WCF盤(7001)のディスク・レーベルは上記GOOD TIMES RECORDS(717-A/B)のものとデザインと色は似ており、同時期に制作されたと思われる。別のTVC盤である「Alive At Last」ではWCFの印刷と同等のものと、複写されたもの両方確認されている。(参照→ Flat03・04 / Flat11・12 )

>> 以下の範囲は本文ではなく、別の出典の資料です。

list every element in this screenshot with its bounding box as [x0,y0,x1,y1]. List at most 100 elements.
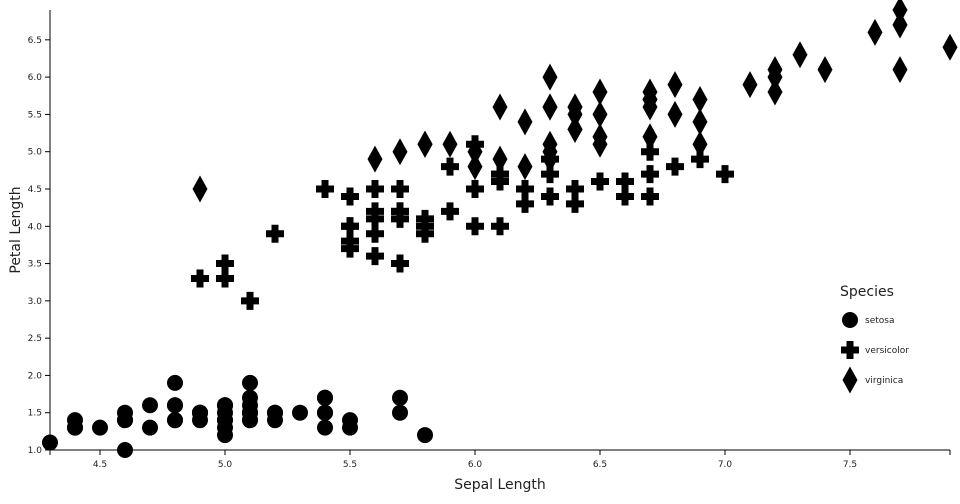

これら「Stoned」「Last Live Show」「Alive At Last」のケースから考えられることは、どうも「他のブートレッガーが使用することありき」でカバー制作をしている感があるのである。
写真右のThe Silver Album Of The Worlds Greatest(silv5)で使用された反射のないカバーに至っては、色・質ともにLast Live Show(SHEA05/06)で使用されたカバーとも同一なのである。
これまでは、WCFはWorld’s Greatest Records から派生したブートレッガーとみる向きがあったが、以上複数のケースから考えると、World’s Greatest Recordsに限らず、1970年から71年にかけて東海岸における複数のブートレッガーのためにカバー・スリックの制作を請け負っていたのではないかと考えるほうが正しいかもしれない。
KB17や、WCFと同じスリックが付属したWorld's
Greatest盤をどう考えるか?これはあくまで、私の個人的な推察になるが、Kustom
Records盤がDittolinoの手に渡った時、すでにプレスされた状態のレコードもDittolinoへ渡り、カバー・スリックのみ新しいものにして発売している。
World's Greatest盤も既にプレスされてあった在庫が、一定量WCFへ渡ったのではないか。それらをWCFが流通させるとき、彼らオリジナルのスリックを付けたのではないだろろうか。そしてそれ以降は、オリジナル・スタンパーを持っていなかったため、ディスク・トゥ・レコードし、独自のブートレッグも製作、量産していったと考えるのだが・・・。
「SLY AND THE FAMILY STONE / GREATEST HITS LIVE」(36-A/B) →
1970年9月のライブを収録。このレーベルも「GOOD TIMES RECORDS」や「Last Live Show」と同時期だろうか

↑「Review 08 "Silver" and "The Silver Album Of The Worlds Greatest"」の中でも紹介している反射のないシルバーカバーとLast Live Show(SHEA05/06)のカバーは全く同一のものである。

そして、音源に関してなのだが、「Last Live Show」(SHEA01/SHEA02)及び「Alive At Last」(Flat03/04/Flat11/12)でも触れた通り、WCFは決してコピー専門のブートレッガーではなく、貴重なマスター音源を利用しブートレッグを製作しているケースもある。「SLY AND THE FAMILY STONE」の「GREATEST HITS LIVE」のように、WCFだけのオリジナル・マスターを使用したブートレッグも製作されている。
WCFへのコレクターが持つ圧倒的な印象は「盤質が悪く最低の音質」と「コピー専門のブートレッガー」であった、しかし、実際とは異なっていたのはなぜか? 考えられる大きな一つの理由は、WCF独自のビジネス・スタイルがあったからではないか。この件に関しては、また別の「ストーリーズ」で「WCF」に触れる機会があるためそこで触れたい。